Buenos resultados macroeconómicos, pero escasa repercusión interna – Revista PLUS

Buenos resultados macroeconómicos, pero escasa repercusión interna

* Crédito columna: Dionisio Borda, ex ministro de Hacienda. Fundador y director del Centro de Análisis y Difusión de la Economía Paraguaya (CADEP).

En un contexto internacional complejo y una situación regional contractiva, la situación macroeconómica del Paraguay es muy buena. Las estimaciones de crecimiento que convergen en 4% y una inflación en torno al 4% sitúan al Paraguay entre los países de la región con mejor desempeño económico.

La depreciación de la moneda nacional fue moderada, en sintonía con el movimiento cambiario de la región, y el Banco Central del Paraguay (BCP) mantiene suficientes reservas internacionales. El déficit fiscal se mantuvo en un bajo nivel, pero la deuda pública experimentó el crecimiento más acelerado de los últimos cuatro años a pesar de que la presión tributaria sigue siendo baja y no ha podido ser aumentada.

El crecimiento de la economía paraguaya en 2016 se fundó, según el BCP, en la mayor producción de energía eléctrica, el auge de las construcciones y la contribución de ciertos sectores de la industria, y tuvo lugar a pesar del desempeño negativo de Brasil y Argentina, de la caída de la demanda de las materias primas en el mercado mundial y de las incertidumbres en el ámbito internacional.

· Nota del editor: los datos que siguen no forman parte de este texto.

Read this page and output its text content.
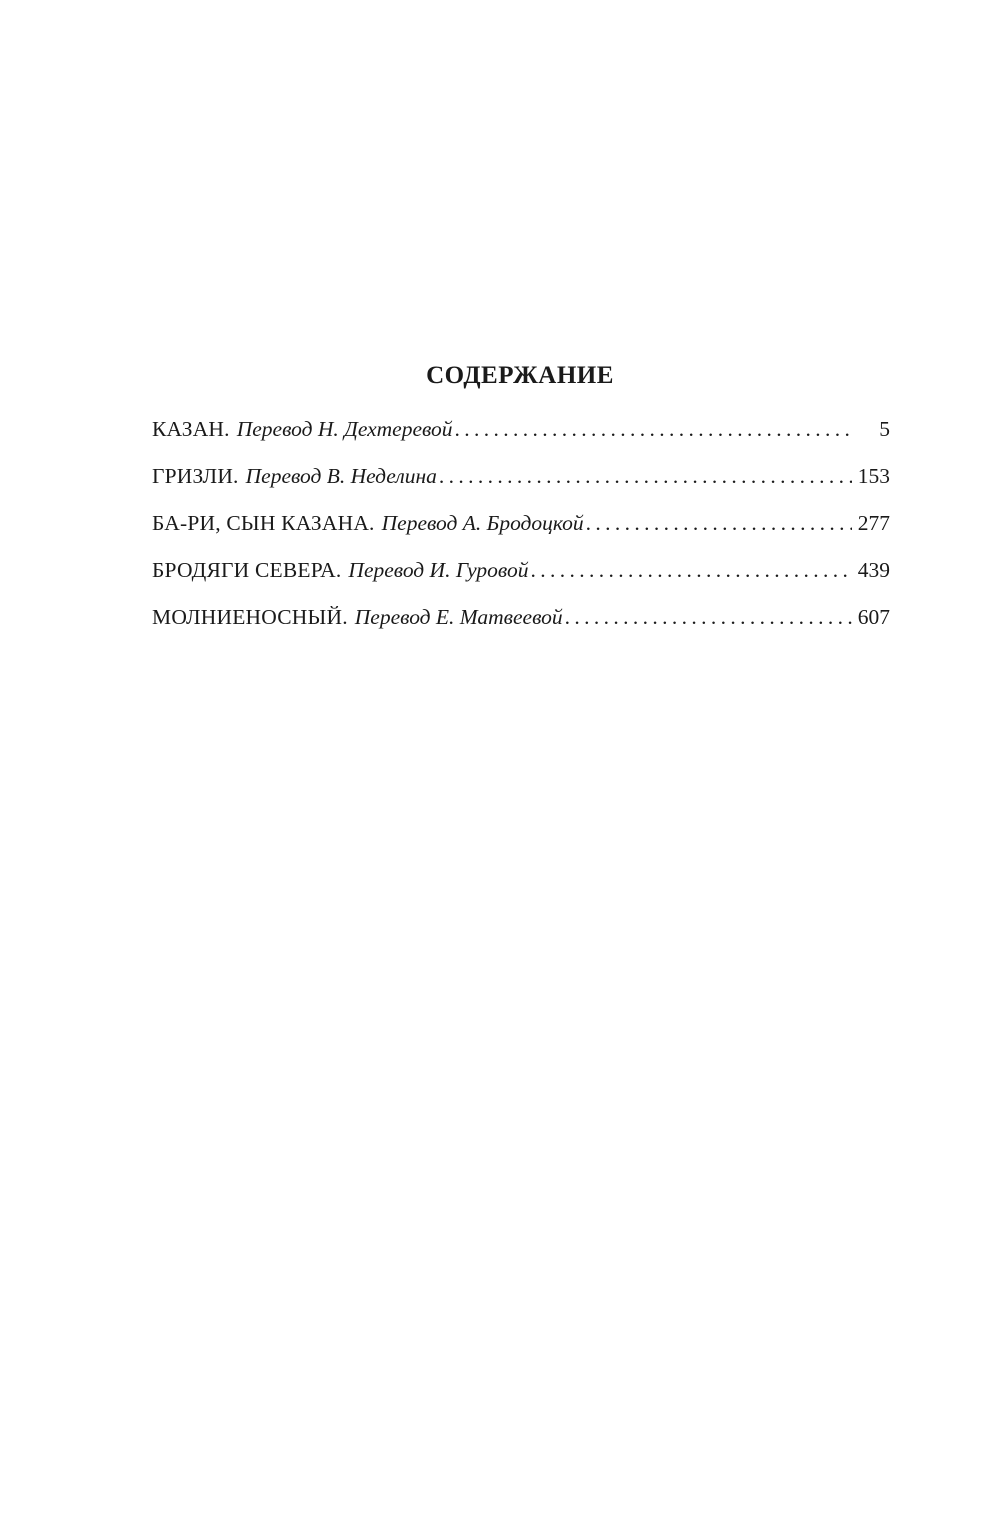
СОДЕРЖАНИЕ
КАЗАН. Перевод Н. Дехтеревой . . .	5
ГРИЗЛИ. Перевод В. Неделина . . .	153
БА-РИ, СЫН КАЗАНА. Перевод А. Бродоцкой . . .	277
БРОДЯГИ СЕВЕРА. Перевод И. Гуровой . . .	439
МОЛНИЕНОСНЫЙ. Перевод Е. Матвеевой . . .	607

Pero este buen resultado económico se concentró en pocos sectores de la producción y su efecto de derrame sobre el resto de la economía fue muy limitado.

La desaceleración del comercio y de los servicios tuvo un fuerte impacto negativo en la demanda interna, las importaciones se contrajeron y tanto el consumo como el crédito crecieron poco, lo que generó una sensación de paralización de la economía.

Principalmente en el primer semestre del año, se resintieron la facturación de las empresas y la colocación de los créditos, mientras aumentaba la morosidad de las instituciones financieras.

La falta de dinamismo interno también se manifestó en el mercado de trabajo. Los resultados de la Encuesta Continua de Empleo (ECE 2016) mostraron que el desempleo abierto aumentó en el departamento de Central de 6,0% el año anterior a 6,9% en el tercer trimestre de 2016.

Y, si bien la subocupación fue menor que en el año precedente, al pasar de 14,0% a 12,3% de la población económicamente activa, sigue siendo alta. Estas cifras reflejan la disminución de la capacidad adquisitiva de la fuerza laboral y, por consiguiente, la caída de la demanda de consumo.

El escaso movimiento económico afectó también a las micro y pequeñas empresas, unidades productivas que en el departamento de Central se dedican principalmente al comercio (64,9%) y a los servicios (20,6%), según la ECE 2016 divulgada por la Dirección General de Estadística, Encuestas y Censos (DGEEC).

De acuerdo con la misma fuente, la fuerza laboral urbana del departamento está distribuida básicamente en el comercio (59,4%), los servicios (21,9%) y las industrias (18,7%). Queda claro así por qué la desaceleración del comercio y los servicios golpea directamente a los estratos sociales de menores ingresos.

Si bien es cierto que la contribución de la agricultura, acumulada al tercer trimestre del año, fue de 2,5% según el BCP, en realidad ese aporte vino esencialmente de la buena producción y comercialización de la soja y el trigo del año agrícola 2015/16.

La agricultura familiar campesina, donde se concentra la fuerza laboral rural, no ha alcanzado igual desempeño. Los rubros alternativos como la cebolla, la papa, el tomate, el locote y otros tuvieron que enfrentar la fuerte competencia de productos ingresados al país de contrabando. Y los rubros de autoconsumo destinados a la venta también tuvieron precios muy bajos en el mercado.

Entonces, lo que caracterizó al cierre del año 2016 fue el contraste entre los buenos números macroeconómicos y la difícil situación socioeconómica de un sector importante de las empresas y de las familias trabajadoras.

Es tiempo de pensar en cambios estructurales y  en políticas y estrategias que apunten a una economía más inclusiva y una sociedad más justa y equitativa para que la prosperidad sea compartida por todos.